In questa condizione erano le cose, quando arrivò il nuovo capitano generale Francesco Morosini. Durante l’inverno l’una parte e l’altra diedero opera a rimettere in buono stato le fortificazioni, a costruirne di nuove, a prepararsi a nuovo e terribile conato all’aprirsi della stagione. Grande perdita fu quella del marchese di Villa richiamato dal duca di Savoia suo signore, in cui luogo fu dalla Repubblica stipendiato Alessandro de Puy marchese di Sant’ Andrea; ma il nuovo papa Clemente IX, molto più del suo predecessore infervorato per le cose di Candia, aiutava quanto più poteva la Repubblica e vi esortava i principi, onde oltre ai soccorsi della Francia, ventimila scudi furono contati dal duca di Lorena per ammassare truppe e mandarle in Candia, la regina di Spagna promise, benché poi le promesse restassero senza effetto, le sue squadre di Napoli, e ordinò a suoi ministri di dare assistenza, ma nulla fu fatto; l’imperatore inviò seicento fanti ai confini, e poi tremila alla fine dell’anno ne spedi sotto il comando di Enrico di Chimensech; mandò il gran duca di Toscana un reggimento, mandò il duca di Milano cinquantaquattro botti di polvere, altrettanta ne fornirono i Lucchesi; alcune munizioni e danaro inviò altresì qualche principe di Germania. Con tali sussidi, inferiori certamente di gran lunga al bisogno, osserva il Nani, si aperse la campagna del mille seicento sessantotto, o continuò piuttosto la precedente, solo dall’inverno e per la comune stanchezza interrotta, non si però che frequenti avvisaglie ed esplosioni di mine di tempo in tempo non succedessero.

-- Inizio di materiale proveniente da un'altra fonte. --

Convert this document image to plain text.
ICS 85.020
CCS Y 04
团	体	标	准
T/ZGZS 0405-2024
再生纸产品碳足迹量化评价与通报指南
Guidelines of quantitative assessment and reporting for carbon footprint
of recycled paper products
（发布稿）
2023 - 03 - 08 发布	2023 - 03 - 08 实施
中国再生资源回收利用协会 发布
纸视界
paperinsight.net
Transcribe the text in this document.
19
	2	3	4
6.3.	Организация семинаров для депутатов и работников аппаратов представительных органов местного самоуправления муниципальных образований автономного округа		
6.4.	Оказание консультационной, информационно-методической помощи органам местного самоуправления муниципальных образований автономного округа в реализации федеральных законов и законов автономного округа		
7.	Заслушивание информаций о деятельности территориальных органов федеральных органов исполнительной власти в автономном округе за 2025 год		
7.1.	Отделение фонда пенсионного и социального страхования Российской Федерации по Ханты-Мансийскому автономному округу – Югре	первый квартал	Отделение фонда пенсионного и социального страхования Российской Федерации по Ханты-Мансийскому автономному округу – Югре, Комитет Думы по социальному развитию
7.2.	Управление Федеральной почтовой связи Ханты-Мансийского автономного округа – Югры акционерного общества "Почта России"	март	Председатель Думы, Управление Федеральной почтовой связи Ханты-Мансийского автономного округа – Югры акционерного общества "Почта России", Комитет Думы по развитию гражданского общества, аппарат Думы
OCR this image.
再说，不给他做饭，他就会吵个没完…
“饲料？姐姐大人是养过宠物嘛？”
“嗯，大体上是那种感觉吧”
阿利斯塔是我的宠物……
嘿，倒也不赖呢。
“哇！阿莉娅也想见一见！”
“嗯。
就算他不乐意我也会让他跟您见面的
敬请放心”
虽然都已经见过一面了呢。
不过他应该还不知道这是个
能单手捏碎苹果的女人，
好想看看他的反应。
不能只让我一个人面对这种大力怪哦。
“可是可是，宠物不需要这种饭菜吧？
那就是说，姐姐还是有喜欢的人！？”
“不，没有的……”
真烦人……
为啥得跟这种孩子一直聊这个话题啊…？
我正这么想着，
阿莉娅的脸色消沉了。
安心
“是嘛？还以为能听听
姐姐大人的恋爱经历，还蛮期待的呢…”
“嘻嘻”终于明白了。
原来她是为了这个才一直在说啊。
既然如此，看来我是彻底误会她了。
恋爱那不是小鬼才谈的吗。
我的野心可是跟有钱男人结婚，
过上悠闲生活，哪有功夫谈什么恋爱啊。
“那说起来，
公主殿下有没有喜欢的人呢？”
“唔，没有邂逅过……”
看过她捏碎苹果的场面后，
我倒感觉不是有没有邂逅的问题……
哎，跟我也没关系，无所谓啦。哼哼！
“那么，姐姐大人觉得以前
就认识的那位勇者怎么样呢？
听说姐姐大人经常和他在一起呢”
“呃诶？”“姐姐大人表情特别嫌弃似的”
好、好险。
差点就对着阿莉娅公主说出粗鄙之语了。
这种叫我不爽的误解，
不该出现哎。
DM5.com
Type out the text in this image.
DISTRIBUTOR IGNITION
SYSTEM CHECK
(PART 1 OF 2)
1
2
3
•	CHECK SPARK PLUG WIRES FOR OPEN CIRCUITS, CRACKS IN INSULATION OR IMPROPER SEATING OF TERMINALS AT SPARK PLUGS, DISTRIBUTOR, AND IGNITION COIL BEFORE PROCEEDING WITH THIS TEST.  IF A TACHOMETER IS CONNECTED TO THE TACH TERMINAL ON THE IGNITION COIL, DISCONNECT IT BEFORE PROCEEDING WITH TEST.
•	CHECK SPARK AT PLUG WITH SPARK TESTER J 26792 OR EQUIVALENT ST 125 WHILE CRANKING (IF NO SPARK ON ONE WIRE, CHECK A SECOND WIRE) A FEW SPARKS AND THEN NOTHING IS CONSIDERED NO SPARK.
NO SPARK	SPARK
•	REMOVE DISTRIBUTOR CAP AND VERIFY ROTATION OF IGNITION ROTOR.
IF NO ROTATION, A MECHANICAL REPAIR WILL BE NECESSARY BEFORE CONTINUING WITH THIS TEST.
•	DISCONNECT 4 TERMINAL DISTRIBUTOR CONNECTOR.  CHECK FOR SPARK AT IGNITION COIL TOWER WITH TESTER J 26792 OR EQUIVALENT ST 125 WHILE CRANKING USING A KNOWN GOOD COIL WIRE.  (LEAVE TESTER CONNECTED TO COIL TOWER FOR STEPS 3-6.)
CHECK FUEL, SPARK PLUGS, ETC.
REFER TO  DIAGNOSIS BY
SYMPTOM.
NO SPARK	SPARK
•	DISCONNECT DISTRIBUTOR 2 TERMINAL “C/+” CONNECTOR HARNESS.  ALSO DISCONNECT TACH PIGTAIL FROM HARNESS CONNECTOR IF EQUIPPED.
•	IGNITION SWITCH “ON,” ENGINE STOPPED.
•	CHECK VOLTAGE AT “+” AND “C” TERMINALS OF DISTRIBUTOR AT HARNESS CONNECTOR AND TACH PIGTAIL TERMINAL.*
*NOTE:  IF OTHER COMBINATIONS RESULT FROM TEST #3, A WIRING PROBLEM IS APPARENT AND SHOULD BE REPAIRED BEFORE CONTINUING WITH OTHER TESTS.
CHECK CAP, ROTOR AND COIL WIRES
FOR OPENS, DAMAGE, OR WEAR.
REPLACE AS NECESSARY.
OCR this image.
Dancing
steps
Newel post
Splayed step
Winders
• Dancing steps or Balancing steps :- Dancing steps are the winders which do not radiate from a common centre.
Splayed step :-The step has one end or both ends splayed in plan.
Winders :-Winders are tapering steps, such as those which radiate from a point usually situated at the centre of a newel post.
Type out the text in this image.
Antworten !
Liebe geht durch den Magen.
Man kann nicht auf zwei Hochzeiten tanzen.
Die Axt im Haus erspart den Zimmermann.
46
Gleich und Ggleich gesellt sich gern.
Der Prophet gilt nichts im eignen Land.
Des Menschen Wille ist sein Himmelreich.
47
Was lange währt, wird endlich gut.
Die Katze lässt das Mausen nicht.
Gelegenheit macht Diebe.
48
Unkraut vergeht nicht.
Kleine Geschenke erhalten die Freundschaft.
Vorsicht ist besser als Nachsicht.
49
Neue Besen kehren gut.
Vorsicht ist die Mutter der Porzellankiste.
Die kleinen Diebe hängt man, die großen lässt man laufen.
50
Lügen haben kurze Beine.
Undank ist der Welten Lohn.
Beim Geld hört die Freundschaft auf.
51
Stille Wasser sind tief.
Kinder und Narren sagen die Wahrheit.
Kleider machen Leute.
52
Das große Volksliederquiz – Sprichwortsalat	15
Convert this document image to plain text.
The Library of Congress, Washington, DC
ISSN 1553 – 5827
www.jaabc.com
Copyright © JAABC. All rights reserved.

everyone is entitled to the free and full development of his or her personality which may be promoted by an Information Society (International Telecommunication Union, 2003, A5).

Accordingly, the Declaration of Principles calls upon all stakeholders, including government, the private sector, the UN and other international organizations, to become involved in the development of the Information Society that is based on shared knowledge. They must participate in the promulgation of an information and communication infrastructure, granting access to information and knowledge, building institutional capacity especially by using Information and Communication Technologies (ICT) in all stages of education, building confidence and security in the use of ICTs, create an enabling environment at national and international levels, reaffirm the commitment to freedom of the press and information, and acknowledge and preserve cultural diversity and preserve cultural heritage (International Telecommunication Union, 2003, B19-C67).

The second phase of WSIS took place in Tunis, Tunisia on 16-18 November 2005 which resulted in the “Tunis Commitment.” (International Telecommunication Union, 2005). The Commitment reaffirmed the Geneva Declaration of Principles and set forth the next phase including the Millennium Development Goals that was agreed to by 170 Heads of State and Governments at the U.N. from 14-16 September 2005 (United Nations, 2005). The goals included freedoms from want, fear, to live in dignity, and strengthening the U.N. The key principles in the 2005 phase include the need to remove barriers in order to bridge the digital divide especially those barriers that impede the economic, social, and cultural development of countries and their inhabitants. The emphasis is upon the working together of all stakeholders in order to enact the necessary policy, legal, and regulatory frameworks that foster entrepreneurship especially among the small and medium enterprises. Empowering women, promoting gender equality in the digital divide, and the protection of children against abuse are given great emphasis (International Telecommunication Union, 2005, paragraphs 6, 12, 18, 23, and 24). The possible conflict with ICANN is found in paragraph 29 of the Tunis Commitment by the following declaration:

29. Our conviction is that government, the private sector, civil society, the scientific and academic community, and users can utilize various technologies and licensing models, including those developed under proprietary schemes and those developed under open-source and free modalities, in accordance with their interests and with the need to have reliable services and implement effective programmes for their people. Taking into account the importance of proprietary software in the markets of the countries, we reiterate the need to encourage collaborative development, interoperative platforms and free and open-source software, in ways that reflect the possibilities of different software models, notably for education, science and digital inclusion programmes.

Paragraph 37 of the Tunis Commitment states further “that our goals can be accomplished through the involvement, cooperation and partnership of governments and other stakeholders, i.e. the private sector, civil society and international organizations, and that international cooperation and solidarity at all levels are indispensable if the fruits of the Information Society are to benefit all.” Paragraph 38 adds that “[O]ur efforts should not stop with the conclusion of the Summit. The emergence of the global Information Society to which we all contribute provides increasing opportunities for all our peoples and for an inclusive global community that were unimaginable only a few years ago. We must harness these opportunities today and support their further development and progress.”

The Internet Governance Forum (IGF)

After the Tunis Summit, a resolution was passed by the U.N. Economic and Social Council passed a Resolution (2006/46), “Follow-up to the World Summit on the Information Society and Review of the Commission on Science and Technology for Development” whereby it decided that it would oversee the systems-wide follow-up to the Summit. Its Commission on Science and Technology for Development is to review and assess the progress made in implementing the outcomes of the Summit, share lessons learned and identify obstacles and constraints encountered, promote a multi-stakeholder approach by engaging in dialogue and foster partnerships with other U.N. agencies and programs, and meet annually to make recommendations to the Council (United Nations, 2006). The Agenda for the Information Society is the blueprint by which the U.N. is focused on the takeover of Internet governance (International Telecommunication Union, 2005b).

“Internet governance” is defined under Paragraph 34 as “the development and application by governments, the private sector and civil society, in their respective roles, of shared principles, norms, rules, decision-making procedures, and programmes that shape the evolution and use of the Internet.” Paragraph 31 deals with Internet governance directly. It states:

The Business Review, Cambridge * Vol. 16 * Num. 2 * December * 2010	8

Battaglia navale alla Standia

Nei primi giorni di marzo, il vezir meditando togliere ai Veneziani in Candia l’opportunità dei viveri, fece tacitamente uscire una squadra per battere quella con cui Lorenzo Cornaro scorreva le vicine acque, incaricandone Chalil Pascià, e con lui Durac famoso corsaro, con l’ordine di tenersi in agguato, sorprendere le navi veneziane, portarsi poi alla Standia, e occupato uno dei porti, fortificarsi, incendiare e distruggere i legni della Repubblica. Ma penetrato dal Morosini il suo pensiero, uscì prestamente di Candia, e unite venti galee si spinse nella notte del sette di marzo a quella volta, per modo che sopraffatti i Turchi, i quali crederono essere il Cornaro con la solita squadra, gli assalì con gran forza e pari coraggio. Riuscì aspro e duro il combattimento, reso più tremendo dall’orrore delle tenebre. Due galere nemiche che assalito avevano la Reale della Repubblica vennero in mano dei Veneziani; Durac stava per occupare la galea di Nicolò Polani, quando accorsovi il Morosini a lune di torcia fece nella nemica entrar le sue genti. A quell’improvviso splendore, creduto di fuochi artificiali; tale fu lo sbigottimento dei Turchi, che caduto estinto Durac, fatto macello della milizia, restò ai Veneziani la vittoria, e con essa vennero in loro potere cinque galere, quattrocento prigioni, più di mille schiavi cristiani che furono liberati, onde fu il Morosini altamente lodato, e dal Senato creato cavaliere.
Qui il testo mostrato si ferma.